No relatório, Sergio Vale não deixou de alertar para as péssimas consequências da crise institucional criada por Bolsonaro e não descartou o risco de golpe.  “Sem capacidade política de articulação, Bolsonaro caminha rapidamente para ter um fim polı́tico em 2022 ou, se por uma conjunção atı́pica inesperada vencer as eleições, terá dificuldades semelhantes às de Dilma”, alertou. Vale não acredita que o caminho do impeachment de Bolsonaro será o mais provável no momento. “Resta uma queda política via eleição. Os gatilhos para isso tem de sobra: pandemia, crise econômica (inflação e desemprego) e crise hı́drica, para ficar apenas naquelas de maior percepção por parte da população. Gradativamente a elite econômica também começa a abandonar Bolsonaro”, avaliou.

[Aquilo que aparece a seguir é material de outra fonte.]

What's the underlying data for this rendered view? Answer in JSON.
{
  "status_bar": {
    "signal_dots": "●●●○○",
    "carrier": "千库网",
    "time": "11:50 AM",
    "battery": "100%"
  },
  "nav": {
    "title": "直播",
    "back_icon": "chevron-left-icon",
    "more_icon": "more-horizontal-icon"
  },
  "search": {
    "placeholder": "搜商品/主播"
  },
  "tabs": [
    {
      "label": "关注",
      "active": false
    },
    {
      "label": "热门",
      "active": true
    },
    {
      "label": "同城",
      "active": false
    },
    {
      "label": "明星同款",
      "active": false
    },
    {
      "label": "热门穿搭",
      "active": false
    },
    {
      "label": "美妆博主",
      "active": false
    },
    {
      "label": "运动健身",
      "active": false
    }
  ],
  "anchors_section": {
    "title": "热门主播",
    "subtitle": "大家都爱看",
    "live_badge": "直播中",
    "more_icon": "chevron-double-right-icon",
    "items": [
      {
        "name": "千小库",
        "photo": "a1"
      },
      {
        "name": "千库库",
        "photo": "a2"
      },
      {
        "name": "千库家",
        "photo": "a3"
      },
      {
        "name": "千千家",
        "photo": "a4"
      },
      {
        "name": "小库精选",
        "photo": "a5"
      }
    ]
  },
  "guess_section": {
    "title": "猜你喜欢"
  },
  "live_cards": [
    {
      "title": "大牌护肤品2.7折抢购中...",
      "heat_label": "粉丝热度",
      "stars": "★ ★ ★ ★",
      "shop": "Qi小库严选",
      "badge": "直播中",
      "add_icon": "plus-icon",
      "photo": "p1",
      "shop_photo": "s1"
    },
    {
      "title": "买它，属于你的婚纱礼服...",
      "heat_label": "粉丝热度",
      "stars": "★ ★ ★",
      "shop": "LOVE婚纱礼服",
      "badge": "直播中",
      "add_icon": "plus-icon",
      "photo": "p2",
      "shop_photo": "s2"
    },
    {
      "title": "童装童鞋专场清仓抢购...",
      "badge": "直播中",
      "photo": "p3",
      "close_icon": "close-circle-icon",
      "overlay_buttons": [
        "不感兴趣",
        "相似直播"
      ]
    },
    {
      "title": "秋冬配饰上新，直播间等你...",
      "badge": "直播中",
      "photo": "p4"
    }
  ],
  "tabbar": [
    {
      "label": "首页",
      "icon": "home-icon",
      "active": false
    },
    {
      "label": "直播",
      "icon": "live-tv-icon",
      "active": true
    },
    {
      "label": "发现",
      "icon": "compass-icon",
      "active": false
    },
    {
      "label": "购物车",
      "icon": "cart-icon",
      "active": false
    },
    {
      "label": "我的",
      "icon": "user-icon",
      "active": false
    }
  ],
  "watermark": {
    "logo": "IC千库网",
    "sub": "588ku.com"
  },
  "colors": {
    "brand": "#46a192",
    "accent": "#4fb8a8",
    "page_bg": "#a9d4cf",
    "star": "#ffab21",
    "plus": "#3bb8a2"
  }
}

De acordo com o especialista, Bolsonaro não deverá cair de forma pacífica com essa conjuntura que está se formando e parece inevitável. “Os riscos de uma tentativa de golpe pairam no ar. Esse degrau de piora institucional agrava ainda mais a situação econômica para 2022”, alertou.

Aliás, o mercado financeiro está cada vez mais pessimista em relação ao governo, como mostram os economistas que participaram ontem de reunião com diretores do Banco Central.